I usually listen to a number of more modern and much more expensive speakers. The crossover switches (a common failure point) work fine to increase, decrease or leave flat tweeter output.
Large advent speaker specs generator#
They were tested with a signal generator and do not rubb, rattle or buzz. The woofers were recently refoamed, and should provide 15-20 years service before this is required again.

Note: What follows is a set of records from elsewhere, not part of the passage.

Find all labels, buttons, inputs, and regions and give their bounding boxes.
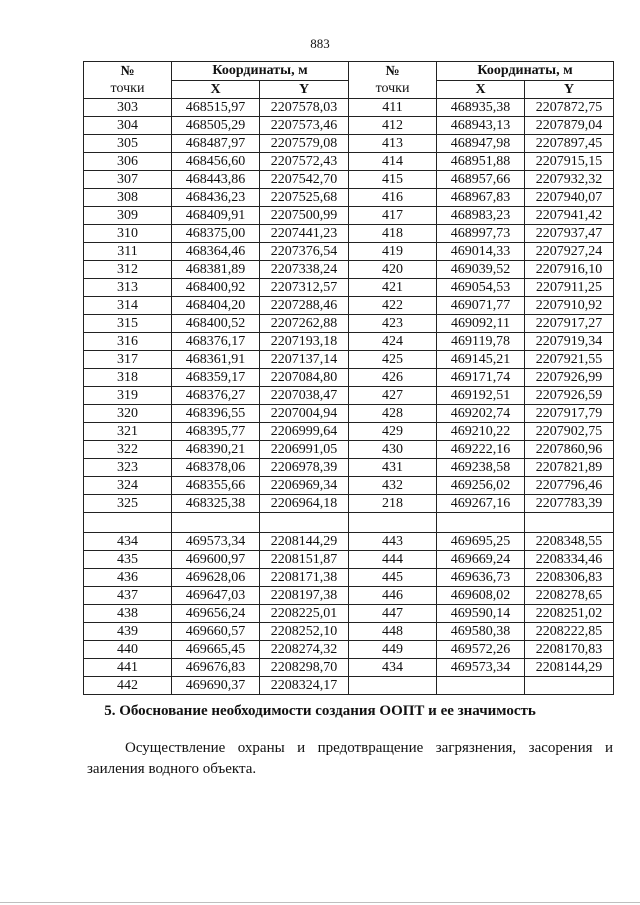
table-row [84, 494, 614, 512]
right-y-coordinate-cell: 2207937,47 [525, 224, 614, 242]
header-point-number-right: № [349, 62, 437, 81]
left-x-coordinate-cell: 468375,00 [172, 224, 260, 242]
table-row [84, 622, 614, 640]
left-point-number-cell: 435 [84, 550, 172, 568]
right-x-coordinate-cell: 469695,25 [437, 532, 525, 550]
left-point-number-cell: 311 [84, 242, 172, 260]
right-point-number-cell: 421 [349, 278, 437, 296]
left-point-number-cell: 320 [84, 404, 172, 422]
right-x-coordinate-cell: 468957,66 [437, 170, 525, 188]
right-x-coordinate-cell: 469669,24 [437, 550, 525, 568]
right-point-number-cell: 418 [349, 224, 437, 242]
right-point-number-cell: 447 [349, 604, 437, 622]
coordinates-table-body [84, 98, 614, 694]
right-x-coordinate-cell: 469590,14 [437, 604, 525, 622]
section-paragraph: Осуществление охраны и предотвращение загрязнения, засорения и заиления водного объекта. [87, 740, 613, 777]
left-point-number-cell: 303 [84, 98, 172, 116]
left-x-coordinate-cell: 468381,89 [172, 260, 260, 278]
right-point-number-cell: 428 [349, 404, 437, 422]
right-y-coordinate-cell: 2207860,96 [525, 440, 614, 458]
left-y-coordinate-cell: 2206999,64 [260, 422, 349, 440]
right-x-coordinate-cell: 469256,02 [437, 476, 525, 494]
right-point-number-cell: 445 [349, 568, 437, 586]
left-point-number-cell: 312 [84, 260, 172, 278]
right-y-coordinate-cell: 2207917,27 [525, 314, 614, 332]
right-point-number-cell: 413 [349, 134, 437, 152]
right-point-number-cell: 424 [349, 332, 437, 350]
left-y-coordinate-cell: 2207312,57 [260, 278, 349, 296]
left-y-coordinate-cell: 2207262,88 [260, 314, 349, 332]
left-y-coordinate-cell: 2207500,99 [260, 206, 349, 224]
left-y-coordinate-cell: 2208151,87 [260, 550, 349, 568]
table-row [84, 98, 614, 116]
left-y-coordinate-cell: 2207137,14 [260, 350, 349, 368]
left-y-coordinate-cell: 2208171,38 [260, 568, 349, 586]
left-point-number-cell: 310 [84, 224, 172, 242]
right-y-coordinate-cell: 2208251,02 [525, 604, 614, 622]
table-row [84, 278, 614, 296]
right-point-number-cell: 444 [349, 550, 437, 568]
right-point-number-cell: 432 [349, 476, 437, 494]
right-x-coordinate-cell: 469573,34 [437, 658, 525, 676]
left-x-coordinate-cell: 469656,24 [172, 604, 260, 622]
left-point-number-cell: 325 [84, 494, 172, 512]
header-point-number-left: № [84, 62, 172, 81]
right-x-coordinate-cell: 469580,38 [437, 622, 525, 640]
left-x-coordinate-cell: 468404,20 [172, 296, 260, 314]
right-y-coordinate-cell: 2207911,25 [525, 278, 614, 296]
left-point-number-cell: 305 [84, 134, 172, 152]
left-y-coordinate-cell: 2207572,43 [260, 152, 349, 170]
right-x-coordinate-cell: 469608,02 [437, 586, 525, 604]
right-x-coordinate-cell: 468951,88 [437, 152, 525, 170]
right-point-number-cell: 434 [349, 658, 437, 676]
right-x-coordinate-cell: 469202,74 [437, 404, 525, 422]
left-point-number-cell: 434 [84, 532, 172, 550]
scan-edge-line [0, 902, 640, 903]
left-point-number-cell: 306 [84, 152, 172, 170]
right-x-coordinate-cell: 469145,21 [437, 350, 525, 368]
left-point-number-cell: 321 [84, 422, 172, 440]
left-x-coordinate-cell: 469690,37 [172, 676, 260, 694]
table-row [84, 440, 614, 458]
table-row [84, 314, 614, 332]
left-y-coordinate-cell: 2206964,18 [260, 494, 349, 512]
table-row [84, 350, 614, 368]
left-y-coordinate-cell: 2207376,54 [260, 242, 349, 260]
right-x-coordinate-cell: 468983,23 [437, 206, 525, 224]
right-x-coordinate-cell: 469071,77 [437, 296, 525, 314]
left-y-coordinate-cell: 2207038,47 [260, 386, 349, 404]
right-x-coordinate-cell: 468935,38 [437, 98, 525, 116]
right-y-coordinate-cell: 2207915,15 [525, 152, 614, 170]
left-point-number-cell: 442 [84, 676, 172, 694]
left-point-number-cell: 315 [84, 314, 172, 332]
left-point-number-cell: 309 [84, 206, 172, 224]
left-x-coordinate-cell: 469647,03 [172, 586, 260, 604]
left-x-coordinate-cell: 468505,29 [172, 116, 260, 134]
left-x-coordinate-cell: 469573,34 [172, 532, 260, 550]
left-y-coordinate-cell: 2207525,68 [260, 188, 349, 206]
right-y-coordinate-cell: 2208334,46 [525, 550, 614, 568]
table-row [84, 368, 614, 386]
left-point-number-cell: 307 [84, 170, 172, 188]
right-x-coordinate-cell: 468997,73 [437, 224, 525, 242]
right-y-coordinate-cell [525, 676, 614, 694]
right-point-number-cell: 423 [349, 314, 437, 332]
right-point-number-cell: 448 [349, 622, 437, 640]
left-y-coordinate-cell: 2207338,24 [260, 260, 349, 278]
section-heading: 5. Обоснование необходимости создания ООПТ и ее значимость [104, 703, 536, 719]
left-point-number-cell: 317 [84, 350, 172, 368]
left-point-number-cell: 322 [84, 440, 172, 458]
left-y-coordinate-cell: 2207578,03 [260, 98, 349, 116]
right-y-coordinate-cell: 2207872,75 [525, 98, 614, 116]
left-x-coordinate-cell: 468364,46 [172, 242, 260, 260]
header-x-left: X [172, 80, 260, 98]
right-y-coordinate-cell: 2207921,55 [525, 350, 614, 368]
right-y-coordinate-cell: 2207917,79 [525, 404, 614, 422]
left-point-number-cell: 318 [84, 368, 172, 386]
right-point-number-cell: 414 [349, 152, 437, 170]
table-row [84, 206, 614, 224]
left-y-coordinate-cell: 2207579,08 [260, 134, 349, 152]
table-row [84, 604, 614, 622]
right-x-coordinate-cell: 469210,22 [437, 422, 525, 440]
right-y-coordinate-cell [525, 512, 614, 532]
left-x-coordinate-cell: 468436,23 [172, 188, 260, 206]
right-x-coordinate-cell: 469267,16 [437, 494, 525, 512]
table-row [84, 422, 614, 440]
right-y-coordinate-cell: 2207879,04 [525, 116, 614, 134]
right-point-number-cell: 449 [349, 640, 437, 658]
table-row [84, 224, 614, 242]
right-x-coordinate-cell: 469238,58 [437, 458, 525, 476]
right-point-number-cell: 430 [349, 440, 437, 458]
left-y-coordinate-cell: 2206991,05 [260, 440, 349, 458]
right-y-coordinate-cell: 2207926,99 [525, 368, 614, 386]
left-x-coordinate-cell: 469665,45 [172, 640, 260, 658]
table-row [84, 152, 614, 170]
header-y-right: Y [525, 80, 614, 98]
left-point-number-cell: 313 [84, 278, 172, 296]
table-row [84, 658, 614, 676]
left-x-coordinate-cell: 468395,77 [172, 422, 260, 440]
right-x-coordinate-cell: 469572,26 [437, 640, 525, 658]
left-y-coordinate-cell [260, 512, 349, 532]
table-row [84, 458, 614, 476]
right-y-coordinate-cell: 2207821,89 [525, 458, 614, 476]
header-point-label-left: точки [84, 80, 172, 98]
right-y-coordinate-cell: 2208144,29 [525, 658, 614, 676]
left-point-number-cell: 316 [84, 332, 172, 350]
left-point-number-cell [84, 512, 172, 532]
right-x-coordinate-cell: 469119,78 [437, 332, 525, 350]
left-point-number-cell: 441 [84, 658, 172, 676]
right-point-number-cell: 425 [349, 350, 437, 368]
coordinates-table [83, 61, 614, 695]
right-x-coordinate-cell: 469014,33 [437, 242, 525, 260]
left-y-coordinate-cell: 2208197,38 [260, 586, 349, 604]
table-row [84, 386, 614, 404]
right-x-coordinate-cell: 469092,11 [437, 314, 525, 332]
table-row [84, 476, 614, 494]
right-y-coordinate-cell: 2207940,07 [525, 188, 614, 206]
left-y-coordinate-cell: 2208144,29 [260, 532, 349, 550]
left-x-coordinate-cell: 468376,17 [172, 332, 260, 350]
left-point-number-cell: 440 [84, 640, 172, 658]
left-x-coordinate-cell: 468515,97 [172, 98, 260, 116]
table-row [84, 404, 614, 422]
left-y-coordinate-cell: 2208298,70 [260, 658, 349, 676]
left-y-coordinate-cell: 2207193,18 [260, 332, 349, 350]
left-x-coordinate-cell: 469600,97 [172, 550, 260, 568]
right-y-coordinate-cell: 2207919,34 [525, 332, 614, 350]
left-x-coordinate-cell: 468361,91 [172, 350, 260, 368]
left-point-number-cell: 438 [84, 604, 172, 622]
right-y-coordinate-cell: 2208306,83 [525, 568, 614, 586]
left-point-number-cell: 314 [84, 296, 172, 314]
table-row [84, 188, 614, 206]
left-x-coordinate-cell: 468396,55 [172, 404, 260, 422]
left-y-coordinate-cell: 2208252,10 [260, 622, 349, 640]
header-coordinates-left: Координаты, м [172, 62, 349, 81]
right-point-number-cell: 218 [349, 494, 437, 512]
right-point-number-cell [349, 676, 437, 694]
table-row [84, 568, 614, 586]
left-x-coordinate-cell: 468400,92 [172, 278, 260, 296]
left-x-coordinate-cell: 469660,57 [172, 622, 260, 640]
left-point-number-cell: 308 [84, 188, 172, 206]
left-y-coordinate-cell: 2207542,70 [260, 170, 349, 188]
right-y-coordinate-cell: 2207941,42 [525, 206, 614, 224]
right-x-coordinate-cell: 468943,13 [437, 116, 525, 134]
left-y-coordinate-cell: 2207084,80 [260, 368, 349, 386]
left-x-coordinate-cell: 468378,06 [172, 458, 260, 476]
table-row [84, 640, 614, 658]
right-y-coordinate-cell: 2207932,32 [525, 170, 614, 188]
right-point-number-cell: 429 [349, 422, 437, 440]
right-y-coordinate-cell: 2208170,83 [525, 640, 614, 658]
right-point-number-cell: 427 [349, 386, 437, 404]
right-x-coordinate-cell: 469171,74 [437, 368, 525, 386]
left-point-number-cell: 439 [84, 622, 172, 640]
table-row [84, 260, 614, 278]
right-point-number-cell: 416 [349, 188, 437, 206]
header-point-label-right: точки [349, 80, 437, 98]
right-point-number-cell: 412 [349, 116, 437, 134]
right-x-coordinate-cell: 468947,98 [437, 134, 525, 152]
table-row [84, 676, 614, 694]
right-point-number-cell: 446 [349, 586, 437, 604]
right-x-coordinate-cell: 468967,83 [437, 188, 525, 206]
right-point-number-cell: 411 [349, 98, 437, 116]
table-row [84, 296, 614, 314]
right-x-coordinate-cell [437, 512, 525, 532]
right-point-number-cell [349, 512, 437, 532]
right-y-coordinate-cell: 2207783,39 [525, 494, 614, 512]
left-point-number-cell: 436 [84, 568, 172, 586]
table-row [84, 512, 614, 532]
left-x-coordinate-cell: 468409,91 [172, 206, 260, 224]
right-y-coordinate-cell: 2208222,85 [525, 622, 614, 640]
left-y-coordinate-cell: 2206969,34 [260, 476, 349, 494]
left-point-number-cell: 319 [84, 386, 172, 404]
table-row [84, 332, 614, 350]
table-row [84, 134, 614, 152]
right-point-number-cell: 415 [349, 170, 437, 188]
header-x-right: X [437, 80, 525, 98]
right-y-coordinate-cell: 2207902,75 [525, 422, 614, 440]
left-x-coordinate-cell: 468359,17 [172, 368, 260, 386]
right-point-number-cell: 420 [349, 260, 437, 278]
left-x-coordinate-cell: 468376,27 [172, 386, 260, 404]
right-y-coordinate-cell: 2207897,45 [525, 134, 614, 152]
left-x-coordinate-cell [172, 512, 260, 532]
right-point-number-cell: 419 [349, 242, 437, 260]
left-x-coordinate-cell: 469676,83 [172, 658, 260, 676]
right-x-coordinate-cell: 469222,16 [437, 440, 525, 458]
right-point-number-cell: 443 [349, 532, 437, 550]
right-x-coordinate-cell: 469192,51 [437, 386, 525, 404]
left-x-coordinate-cell: 468400,52 [172, 314, 260, 332]
left-y-coordinate-cell: 2208324,17 [260, 676, 349, 694]
right-y-coordinate-cell: 2207910,92 [525, 296, 614, 314]
table-row [84, 586, 614, 604]
left-point-number-cell: 323 [84, 458, 172, 476]
right-point-number-cell: 422 [349, 296, 437, 314]
right-y-coordinate-cell: 2208348,55 [525, 532, 614, 550]
right-point-number-cell: 431 [349, 458, 437, 476]
right-y-coordinate-cell: 2207796,46 [525, 476, 614, 494]
right-x-coordinate-cell: 469636,73 [437, 568, 525, 586]
right-point-number-cell: 417 [349, 206, 437, 224]
left-y-coordinate-cell: 2207004,94 [260, 404, 349, 422]
left-point-number-cell: 304 [84, 116, 172, 134]
left-y-coordinate-cell: 2207573,46 [260, 116, 349, 134]
right-y-coordinate-cell: 2207916,10 [525, 260, 614, 278]
right-point-number-cell: 426 [349, 368, 437, 386]
left-x-coordinate-cell: 468487,97 [172, 134, 260, 152]
table-row [84, 116, 614, 134]
left-y-coordinate-cell: 2208225,01 [260, 604, 349, 622]
table-row [84, 550, 614, 568]
right-x-coordinate-cell: 469039,52 [437, 260, 525, 278]
left-x-coordinate-cell: 468325,38 [172, 494, 260, 512]
left-x-coordinate-cell: 468355,66 [172, 476, 260, 494]
right-y-coordinate-cell: 2207926,59 [525, 386, 614, 404]
left-y-coordinate-cell: 2206978,39 [260, 458, 349, 476]
right-y-coordinate-cell: 2207927,24 [525, 242, 614, 260]
left-y-coordinate-cell: 2207288,46 [260, 296, 349, 314]
left-x-coordinate-cell: 468443,86 [172, 170, 260, 188]
right-x-coordinate-cell [437, 676, 525, 694]
left-point-number-cell: 437 [84, 586, 172, 604]
table-row [84, 170, 614, 188]
left-y-coordinate-cell: 2208274,32 [260, 640, 349, 658]
header-coordinates-right: Координаты, м [437, 62, 614, 81]
table-row [84, 242, 614, 260]
header-y-left: Y [260, 80, 349, 98]
right-x-coordinate-cell: 469054,53 [437, 278, 525, 296]
left-x-coordinate-cell: 468390,21 [172, 440, 260, 458]
left-point-number-cell: 324 [84, 476, 172, 494]
table-row [84, 532, 614, 550]
left-x-coordinate-cell: 469628,06 [172, 568, 260, 586]
left-x-coordinate-cell: 468456,60 [172, 152, 260, 170]
page-number: 883 [310, 36, 330, 51]
right-y-coordinate-cell: 2208278,65 [525, 586, 614, 604]
left-y-coordinate-cell: 2207441,23 [260, 224, 349, 242]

Large advent speaker specs drivers#
Mechanical condition: All drivers function. The original linen used on these grills was so soft and loosely woven this is almost inevitable. The grills are originals-they have some pulled threads, but no stains or tears. The vinyl has some small knicks but is generally in excellent shape. These are about as good a pair of utility cases as I've ever seen. Driver blending, too, was excellent, and the speakers did an outstanding job of reproducing the front-to-back perspective in stereo and mono program material." Cosmetic Condition: Excellent. Dispersion was excellent and so, as a consequence, was the stereo imaging. Probably for just that reason, the Advents proved eminently easy to live with, and sounded equally comfortable and natural at low or room-filling listening levels. They were, in fact, the least -colored loudspeakers we have ever heard, and this includes the highest-priced systems currently available. We couldn't even find any sonic characteristics to hang adjectives on, in order to try to describe their sound. After several weeks of listening, we still hadn't found anything to complain about. The extreme low end was very deep, evidently good to at least 35Hz, and the highs were extremely smooth, sweet and detailed. No squawk, honk or hollowness, no papery or metallic flavor from disc surface noise, no flabby mid-bass boom. And indeed, the Advents did prove to be about as uncolored as anything we had ever heard. But is that bad? Well, no, as a matter of fact. Gordon Holt's review of the original Large Advents in Stereophile ( /standloudspeakers/171advent/ ): "Our first reaction was Ho-Hum! They didn't send us. Balance control: Tweeter switch selects flat, +3dB, or –3dB. Description: Two-way direct-radiator loudspeaker. All the Large Advents sound very good, and Stereophile included them in its historic list of the 100 greatest audio products. The tweeters are also first generation "fried egg" dome-cone tweeters on aluminum and masonite plates. The first generation used a masonite ring to adapt the 12" woofer basket. Designed by Henry Kloss, they featured a 10" woofer in a 12" frame and mid/high frequency "fried egg tweeter." The woofer was a brilliant way to manufacture cheaply a long-excursion, heavy-magnet acoustic suspension woofer. Large Advent speakers were manufactured over more than 25 years (Large Advents, New Advents, Advent/1, Advent 4002/5002/5012, 25th Anniversary Editon Advents).